Меня подобрала попутная машина. Старый порожний грузовичок с громыхающими бортами остановился сам – у меня уже не оставалось сил даже на то, чтобы просто поднять руку.
– В райцентр? – спросил, выглянув в приоткрытое окошко, молодой парнишка.
Я молча кивнул.
– Залезай.
Он открыл дверцу и, приняв рюкзак, помог мне забраться в кабину.
– Куда собрался-то в такой дождь?
– Надо… Тороплюсь… – стуча зубами, ответил я и, откинувшись на спинку сиденья, закрыл глаза.
Из-за промокшей насквозь одежды согреться мне так и не удалось. Кажется, я задремал, но даже во сне меня била дрожь.
Когда мы доехали до райцентра, шофер растолкал меня и высадил на автобусной остановке.
Я почти не помню, как добирался дальше. Автобус, электричка, чьи-то плывущие перед глазами лица…
Уже на вокзале в Москве какая-то сердобольная дама помогла мне поймать машину.
Войдя в свою квартиру, я только скинул ботинки и, не раздеваясь, упал на кровать. И мгновенно провалился в черное бездонное забытье.
Когда я пришел в себя, за окном светило солнце. Часы на руке, которые, как мне казалось, я выбросил по дороге, снова шли, и, что удивительно, позвонив по телефону, я убедился в том, что и время они показывают правильное.

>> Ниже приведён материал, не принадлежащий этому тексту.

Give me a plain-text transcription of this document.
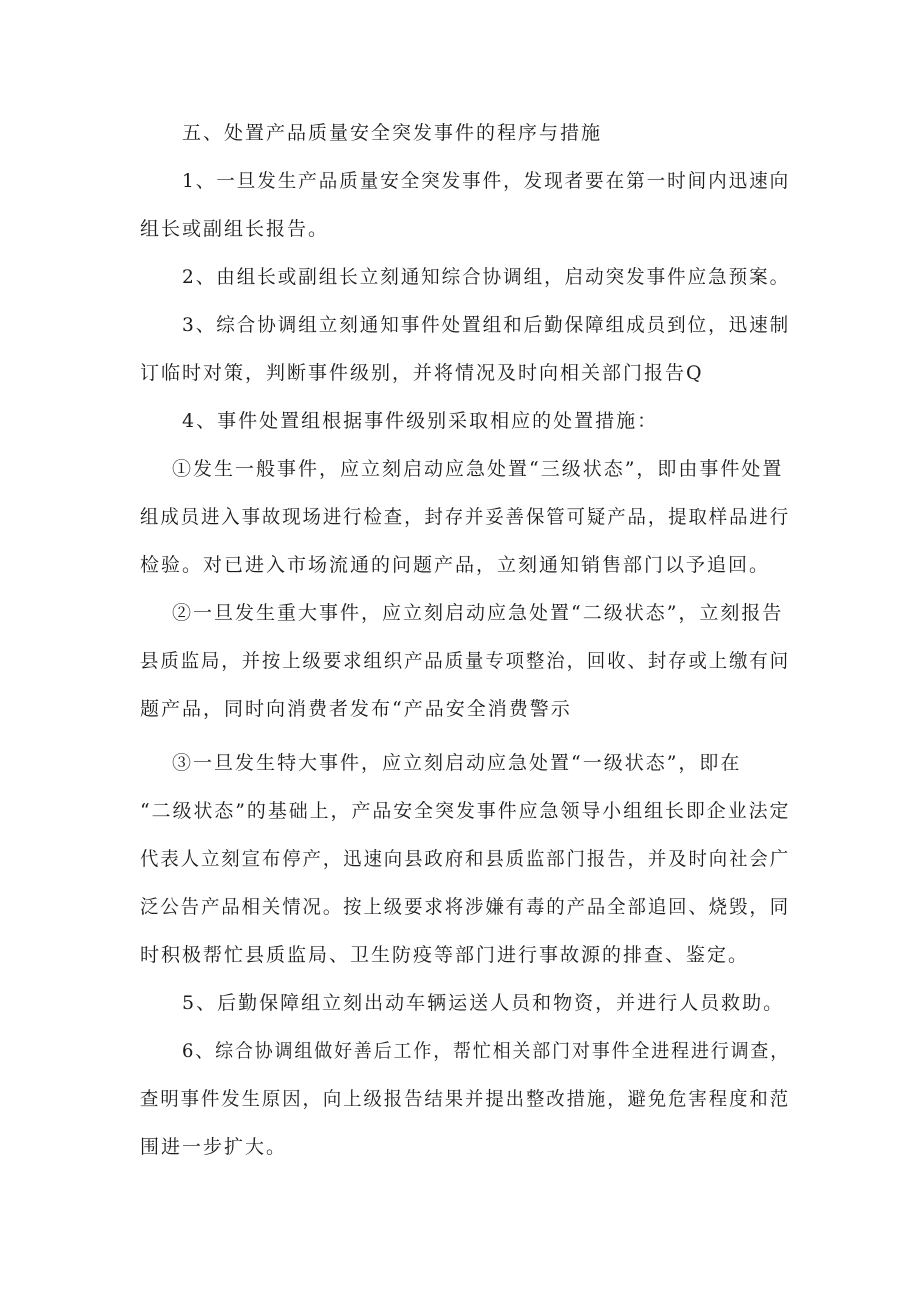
五、处置产品质量安全突发事件的程序与措施
1、一旦发生产品质量安全突发事件，发现者要在第一时间内迅速向
组长或副组长报告。
2、由组长或副组长立刻通知综合协调组，启动突发事件应急预案。
3、综合协调组立刻通知事件处置组和后勤保障组成员到位，迅速制
订临时对策，判断事件级别，并将情况及时向相关部门报告Q
4、事件处置组根据事件级别采取相应的处置措施：
①发生一般事件，应立刻启动应急处置“三级状态”，即由事件处置
组成员进入事故现场进行检查，封存并妥善保管可疑产品，提取样品进行
检验。对已进入市场流通的问题产品，立刻通知销售部门以予追回。
②一旦发生重大事件，应立刻启动应急处置“二级状态”，立刻报告
县质监局，并按上级要求组织产品质量专项整治，回收、封存或上缴有问
题产品，同时向消费者发布“产品安全消费警示
③一旦发生特大事件，应立刻启动应急处置“一级状态”，即在
“二级状态”的基础上，产品安全突发事件应急领导小组组长即企业法定
代表人立刻宣布停产，迅速向县政府和县质监部门报告，并及时向社会广
泛公告产品相关情况。按上级要求将涉嫌有毒的产品全部追回、烧毁，同
时积极帮忙县质监局、卫生防疫等部门进行事故源的排查、鉴定。
5、后勤保障组立刻出动车辆运送人员和物资，并进行人员救助。
6、综合协调组做好善后工作，帮忙相关部门对事件全进程进行调查，
查明事件发生原因，向上级报告结果并提出整改措施，避免危害程度和范
围进一步扩大。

Тело мое разламывалось от тупой ноющей боли. Голова трещала, как надутый сверх всякой меры и в любую секунду готовый лопнуть воздушный шар.
Скинув с себя грязную и мокрую одежду, я принял душ и снова лег на кровать. Мне необходимо было заснуть, чтобы не думать, не вспоминать о случившемся.
И сон пришел ко мне. И сделал то, что от него требовалось.
Когда я проснулся, все произошедшее казалось мне только сном. И я не стал разубеждать себя в этом.
В Никитино я больше не ездил. Я теперь провожу лето только в городе. Я не хочу вспоминать.
И только один вопрос не дает мне покоя. Где бы я ни находился и что бы ни делал, он постоянно свербит в глубине, в самом дальнем, потаенном уголке моего подсознания. Что стало с моей глиняной фигуркой, оставшейся у Сережика?
ДЕД
На лестничной площадке четыре двери. Квартира Деда – в глубине, напротив моей.
Все так и звал его – просто Дед. Насколько мне известно, никто в подъезде не знал ни его имени- отчества, ни фамилии. А Дедом звали, потому что действительно был он стар. Я не мастер угадывать возраст по внешнему виду человека, но то, что ему было далеко за семьдесят, – это уж точно.
Хотя и был Дед, в отличие от многих других одиноких стариков, всегда чист и опрятен, внешность его производила довольно-таки отталкивающее впечатление. Основная заслуга в этом принадлежала его голове, которая, благодаря полному отсутствию какой-либо растительности и большим желтым пластмассовым зубам, у которых не было ни малейшего шанса спрятаться за морщинистыми, будто два заскорузлых кусочка кожи, губами, поразительно походила на боевой трофей кровожадных пигмеев.
Не делал Деда более привлекательным и его характер.
Я сам человек не очень-то общительный, почти любому обществу предпочитающий одиночество, но все же с соседями раскланиваюсь на ходу, бросаю вежливое «здрасьте». Дед же всегда ходил, никого вокруг не замечая. Когда он шел навстречу, мне казалось, что если упереться ему в лоб ладонью, то он, подобно механической игрушке, будет продолжать бессмысленно перебирать ногами на месте до тех пор, пока не кончится завод.
Жил Дед один. К нему никто никогда не приезжал. И сам он выходил из квартиры, как мне кажется, не чаще одного раза в неделю только затем, чтобы дойти до ближайшего магазина и вернуться с сумкой, набитой продуктами.
Общаться мне с ним, если только это можно назвать общением, доводилось два раза.